AI Can Start The Draft, But It Can’t Sign Off
Let’s be clear: AI can accelerate, prototype and clarify—but it still lacks the ability to own judgment. Even if AI can do 60% of the job, someone still needs to:
- Interpret the results in the full context of the work.
- Sense the risks and mitigate them.
- Spot the moral edge cases and make hard decisions about them.
- Be accountable for what happens next.
So, ironically, delegating a task to AI doesn’t eliminate the work—it redistributes it. If not designed well, that oversight can quietly increase the load on the very humans you’re trying to free.
This is why AI must remain a co-intelligent partner, not a scapegoat for tough org decisions. As Wharton professor Ethan Mollick points out, the most effective AI implementation comes when humans and machines collaborate rather than when either works alone. Delegation without discernment isn’t transformation—it’s abdication.
What Should Humans Do Now?
We often talk about the future of work as if the options are extinction or escape. But let’s pause and ask: When in history has there been no human work to do?
We are not running out of problems. We are not running out of purpose. We are simply in a transition—from roles shaped by routine to roles shaped by judgment, curiosity and context. The future of work isn’t something that happens to us. It’s something we actively shape—if we choose to.
A Better Prompt For Leaders
AI-first hiring should be less about gatekeeping jobs and more about reimagining what jobs are for. Here are a few better questions to ask:
What is the real value of this role—creatively, strategically or ethically?
If it’s just task completion, AI may be enough.
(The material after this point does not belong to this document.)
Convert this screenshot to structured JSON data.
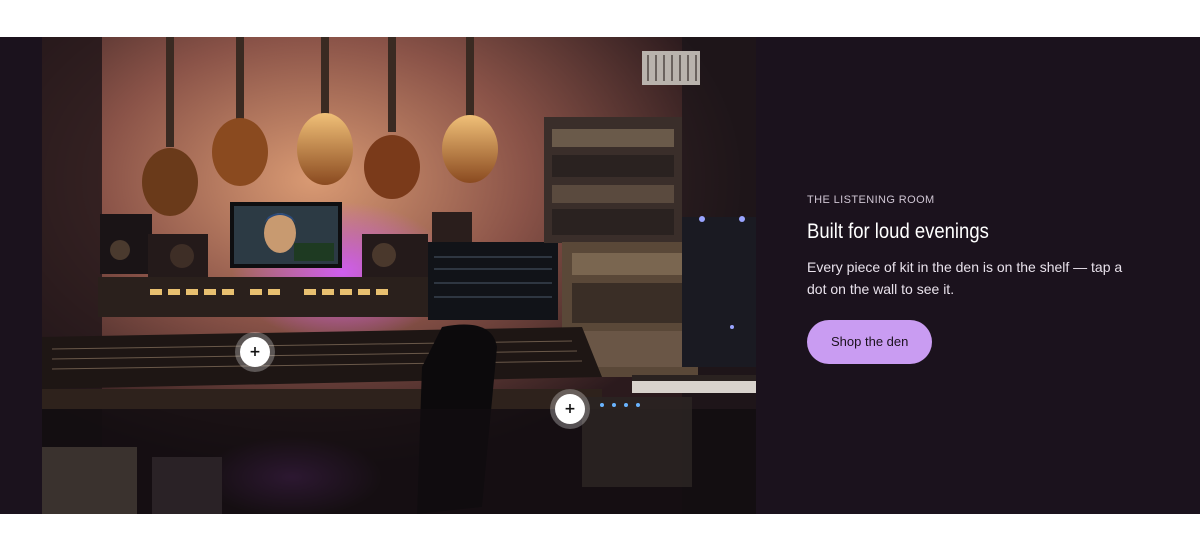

But if the job is about sense-making, meaning-making or decision-making, that’s human work.
Could prototyping with AI sharpen our understanding—before we hire?
Sometimes a first pass by AI reveals ambiguity we didn’t know was there. That’s a feature, not a flaw.
Who is accountable for the output, and how will we support them?
If someone’s overseeing AI-generated work, that’s a job, too. Are we recognizing and resourcing it properly?
Ultimately, the questions we ask about AI will shape the answers we create together. In this technological transition, our greatest leverage isn’t in the algorithms, but in our distinctly human capacity to define what matters.
Don’t wait for the future of work to happen to you; actively shape a more meaningful one.